В обед через кормушку подали несколько мисок жидкого супа. Каждый подходил к кормушке. Верзила не подошел. За него получил другой, и, когда кормушка закрылась, разделил миску супа на всех.

— А он — что?— спросил я, кивая в сторону верзилы.

— Он уже есть не будет,— тихонько усмехнулся тот, что разделил порцию на всех.— Не видишь, что ли?— При этом он сделал какой-то странный жест и кивнул головой. Я опять посмотрел на верзилу. Тот никак не реагировал, лежа спиной ко мне. Другой больной подошел к нему, пристально поглядел и вытащил у него из-под подушки миску прокисшей каши. Ее тут же тоже разделили на всех. Я почему-то отказался: или противно показалось или из-за высокой температуры не хотелось есть, не знаю.

Еще один больной подошел тоже к верзиле и стал тщательно обшаривать матрац под ним, откуда вытащил тощий кисетик из-под табака.

Через полчаса мертвеца вынесли.
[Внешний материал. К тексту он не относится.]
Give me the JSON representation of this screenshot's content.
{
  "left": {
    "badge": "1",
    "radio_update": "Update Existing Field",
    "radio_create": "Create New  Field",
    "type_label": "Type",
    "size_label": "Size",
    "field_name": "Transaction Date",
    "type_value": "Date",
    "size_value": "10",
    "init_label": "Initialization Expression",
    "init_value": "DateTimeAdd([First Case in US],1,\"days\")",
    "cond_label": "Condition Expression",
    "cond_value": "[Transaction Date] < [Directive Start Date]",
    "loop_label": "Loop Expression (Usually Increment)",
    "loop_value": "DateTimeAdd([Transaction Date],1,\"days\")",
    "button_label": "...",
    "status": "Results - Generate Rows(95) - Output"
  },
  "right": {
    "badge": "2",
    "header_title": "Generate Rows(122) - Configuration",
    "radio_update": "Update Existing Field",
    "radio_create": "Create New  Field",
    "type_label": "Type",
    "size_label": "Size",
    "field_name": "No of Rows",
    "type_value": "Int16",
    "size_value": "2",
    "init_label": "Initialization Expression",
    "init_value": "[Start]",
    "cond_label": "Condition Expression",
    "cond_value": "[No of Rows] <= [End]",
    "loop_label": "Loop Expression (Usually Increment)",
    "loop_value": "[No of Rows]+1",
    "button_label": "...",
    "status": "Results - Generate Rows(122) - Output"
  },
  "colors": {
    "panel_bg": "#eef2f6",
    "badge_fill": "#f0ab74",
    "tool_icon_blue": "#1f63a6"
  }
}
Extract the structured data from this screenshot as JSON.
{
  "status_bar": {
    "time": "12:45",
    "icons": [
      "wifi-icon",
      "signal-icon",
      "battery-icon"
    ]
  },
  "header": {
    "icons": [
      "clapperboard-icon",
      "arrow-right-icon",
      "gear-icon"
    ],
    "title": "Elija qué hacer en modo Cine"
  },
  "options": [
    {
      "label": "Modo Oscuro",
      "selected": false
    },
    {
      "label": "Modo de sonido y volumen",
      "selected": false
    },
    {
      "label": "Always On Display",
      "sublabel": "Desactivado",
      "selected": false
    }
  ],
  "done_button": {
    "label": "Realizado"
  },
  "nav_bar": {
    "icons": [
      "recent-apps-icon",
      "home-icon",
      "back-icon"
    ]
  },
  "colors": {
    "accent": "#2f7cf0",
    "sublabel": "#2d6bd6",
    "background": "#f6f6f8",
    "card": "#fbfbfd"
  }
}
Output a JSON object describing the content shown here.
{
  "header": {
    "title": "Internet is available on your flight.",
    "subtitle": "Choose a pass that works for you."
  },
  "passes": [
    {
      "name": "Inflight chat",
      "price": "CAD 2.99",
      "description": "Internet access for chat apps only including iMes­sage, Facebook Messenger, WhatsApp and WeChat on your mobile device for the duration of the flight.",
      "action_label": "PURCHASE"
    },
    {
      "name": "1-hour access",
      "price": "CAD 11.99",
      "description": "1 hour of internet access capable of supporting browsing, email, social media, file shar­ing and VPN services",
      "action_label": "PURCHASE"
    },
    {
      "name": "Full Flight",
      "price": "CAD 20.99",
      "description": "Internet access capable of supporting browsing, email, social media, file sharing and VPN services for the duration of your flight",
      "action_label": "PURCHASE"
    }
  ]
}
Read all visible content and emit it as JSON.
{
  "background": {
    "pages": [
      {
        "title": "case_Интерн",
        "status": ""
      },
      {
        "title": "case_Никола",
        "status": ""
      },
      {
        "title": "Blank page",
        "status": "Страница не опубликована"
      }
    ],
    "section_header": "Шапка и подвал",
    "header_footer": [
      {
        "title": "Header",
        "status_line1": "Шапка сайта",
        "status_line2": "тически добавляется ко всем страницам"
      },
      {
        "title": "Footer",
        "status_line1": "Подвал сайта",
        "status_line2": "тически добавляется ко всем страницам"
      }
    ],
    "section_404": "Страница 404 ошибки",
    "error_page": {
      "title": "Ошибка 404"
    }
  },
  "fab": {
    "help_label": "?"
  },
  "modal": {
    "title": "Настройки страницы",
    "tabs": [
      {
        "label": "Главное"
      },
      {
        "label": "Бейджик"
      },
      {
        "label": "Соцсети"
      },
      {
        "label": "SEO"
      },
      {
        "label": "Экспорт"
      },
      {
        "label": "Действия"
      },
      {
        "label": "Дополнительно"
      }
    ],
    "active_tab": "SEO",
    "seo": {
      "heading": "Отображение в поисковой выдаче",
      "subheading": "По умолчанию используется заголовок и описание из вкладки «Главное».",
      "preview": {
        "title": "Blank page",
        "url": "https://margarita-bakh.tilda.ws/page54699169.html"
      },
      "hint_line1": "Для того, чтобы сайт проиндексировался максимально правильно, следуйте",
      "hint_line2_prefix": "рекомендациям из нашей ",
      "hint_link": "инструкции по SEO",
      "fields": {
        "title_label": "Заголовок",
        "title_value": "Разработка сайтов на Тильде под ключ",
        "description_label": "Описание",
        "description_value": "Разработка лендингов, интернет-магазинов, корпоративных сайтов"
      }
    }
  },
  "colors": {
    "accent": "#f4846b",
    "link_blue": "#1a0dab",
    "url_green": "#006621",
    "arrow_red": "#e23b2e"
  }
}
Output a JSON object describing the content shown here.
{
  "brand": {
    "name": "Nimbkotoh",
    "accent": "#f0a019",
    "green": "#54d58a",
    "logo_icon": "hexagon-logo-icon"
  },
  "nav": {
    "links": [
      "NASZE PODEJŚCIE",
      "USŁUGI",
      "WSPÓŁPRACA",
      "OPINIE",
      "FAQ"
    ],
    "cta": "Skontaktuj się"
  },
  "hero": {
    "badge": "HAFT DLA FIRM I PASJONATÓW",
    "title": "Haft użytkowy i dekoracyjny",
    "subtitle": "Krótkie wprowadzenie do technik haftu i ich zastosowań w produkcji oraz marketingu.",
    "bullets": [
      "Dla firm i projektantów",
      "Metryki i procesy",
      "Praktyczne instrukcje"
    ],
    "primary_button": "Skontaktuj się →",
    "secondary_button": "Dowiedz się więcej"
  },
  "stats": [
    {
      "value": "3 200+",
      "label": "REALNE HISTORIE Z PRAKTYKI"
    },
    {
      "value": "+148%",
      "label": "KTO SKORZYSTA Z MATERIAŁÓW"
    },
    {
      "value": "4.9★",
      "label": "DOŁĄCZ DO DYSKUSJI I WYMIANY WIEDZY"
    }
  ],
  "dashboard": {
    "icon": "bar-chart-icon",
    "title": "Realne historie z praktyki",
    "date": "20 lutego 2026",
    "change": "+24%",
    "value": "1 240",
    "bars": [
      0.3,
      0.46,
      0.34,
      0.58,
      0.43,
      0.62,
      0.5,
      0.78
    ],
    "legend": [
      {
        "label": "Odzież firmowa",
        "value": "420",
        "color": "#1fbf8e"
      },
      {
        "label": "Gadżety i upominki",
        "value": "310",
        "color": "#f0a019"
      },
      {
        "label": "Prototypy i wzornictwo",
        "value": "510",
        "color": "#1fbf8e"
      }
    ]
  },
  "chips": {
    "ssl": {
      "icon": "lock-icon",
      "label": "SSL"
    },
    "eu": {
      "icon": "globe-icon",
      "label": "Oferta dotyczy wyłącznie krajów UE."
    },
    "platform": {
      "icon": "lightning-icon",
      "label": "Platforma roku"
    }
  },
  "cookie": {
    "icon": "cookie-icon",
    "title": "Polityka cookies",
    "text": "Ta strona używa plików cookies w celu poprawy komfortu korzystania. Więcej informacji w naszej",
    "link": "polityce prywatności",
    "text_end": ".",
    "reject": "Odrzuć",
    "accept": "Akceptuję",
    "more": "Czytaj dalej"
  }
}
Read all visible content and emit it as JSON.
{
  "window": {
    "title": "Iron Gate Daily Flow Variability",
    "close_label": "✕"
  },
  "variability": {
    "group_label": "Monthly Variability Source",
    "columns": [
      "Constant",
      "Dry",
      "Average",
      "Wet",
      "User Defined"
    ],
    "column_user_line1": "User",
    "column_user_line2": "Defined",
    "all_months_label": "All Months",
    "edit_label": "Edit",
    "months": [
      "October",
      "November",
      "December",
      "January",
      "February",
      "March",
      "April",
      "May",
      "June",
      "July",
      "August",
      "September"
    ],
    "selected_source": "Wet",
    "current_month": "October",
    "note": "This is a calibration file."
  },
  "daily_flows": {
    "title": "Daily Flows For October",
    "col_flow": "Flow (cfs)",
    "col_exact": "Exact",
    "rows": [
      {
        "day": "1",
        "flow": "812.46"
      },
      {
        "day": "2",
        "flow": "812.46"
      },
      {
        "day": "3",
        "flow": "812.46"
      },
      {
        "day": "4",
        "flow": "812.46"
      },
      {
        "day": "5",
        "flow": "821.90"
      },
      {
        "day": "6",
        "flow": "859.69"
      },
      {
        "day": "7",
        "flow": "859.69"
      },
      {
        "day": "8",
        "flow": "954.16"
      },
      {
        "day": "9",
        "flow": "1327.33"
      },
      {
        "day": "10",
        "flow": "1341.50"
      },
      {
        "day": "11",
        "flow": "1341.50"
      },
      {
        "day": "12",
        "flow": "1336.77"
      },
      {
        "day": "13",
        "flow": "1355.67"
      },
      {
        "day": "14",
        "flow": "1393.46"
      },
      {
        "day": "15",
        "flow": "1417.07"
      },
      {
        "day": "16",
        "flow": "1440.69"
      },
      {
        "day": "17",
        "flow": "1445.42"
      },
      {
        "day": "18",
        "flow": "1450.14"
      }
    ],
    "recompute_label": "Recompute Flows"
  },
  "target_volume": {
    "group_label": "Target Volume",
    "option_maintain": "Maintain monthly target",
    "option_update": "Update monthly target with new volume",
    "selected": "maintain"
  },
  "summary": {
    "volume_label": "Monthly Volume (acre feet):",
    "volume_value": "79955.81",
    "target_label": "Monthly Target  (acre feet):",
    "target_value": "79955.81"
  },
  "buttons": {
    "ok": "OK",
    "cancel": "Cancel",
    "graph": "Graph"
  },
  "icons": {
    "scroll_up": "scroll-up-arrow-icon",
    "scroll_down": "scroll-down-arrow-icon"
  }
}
Позднее я узнал, что это был Сашка Фарафонтов по прозвищу «Семафор»— гроза лагерей Норильска, самый главный блатной, неоспоримый вождь норильских уголовников.

Однако, и те, кто поживились его кашей, не оказались долговечными. Люди умирали тихо, кладя под голову порцию каши или кусок хлеба. Что-то бормотали, постепенно затихая, совсем незаметно. Так в течение трех дней в палате умерли еще трое. Не скрою, мне тоже перепало из их несъеденных порций хлеба и каши.

Температура у меня еще была повышенной, но чувствовал я себя значительно лучше. И вот на четвертый или пятый день моего блаженства на настоящей кровати (вспомним, что на кровати я не лежал уже более трех лет), дверь отворилась и меня вызвали «с вещами». Я быстро оделся и вышел в коридор, где уже находилось несколько, вышедших из больничных палат. Нас пересчитали, проверили по личным делам и повели вниз, где во дворе уже стояли на коленях человек восемьдесят или сто отправляемых. Нас тоже поставили на колени, еще раз всех пересчитали, подняли по команде и загнали в грузовик, где сперва мы все стояли, а потом, как стояли, так и сели. На заднем борту сели конвоиры, сапогами очистив себе место для ног, и два или три грузовика

 

 

- 33 -

тронулись в короткий путь, опять к вокзалу. Здесь нас погрузили в вагонзаки по тридцать два-тридцать три человека в каждое купе — и вскоре поезд тронулся.

Удивительное дело: мой понос прошел. Чем это объяснить—не знаю. Слабость была дикая, температура, по-моему, была, но поноса не было. Через сутки мы очутились в Молотове (Перми), где наш этап не приняли и нас снова повезли в Киров, где разместили в тех же подвалах, только по другим камерам.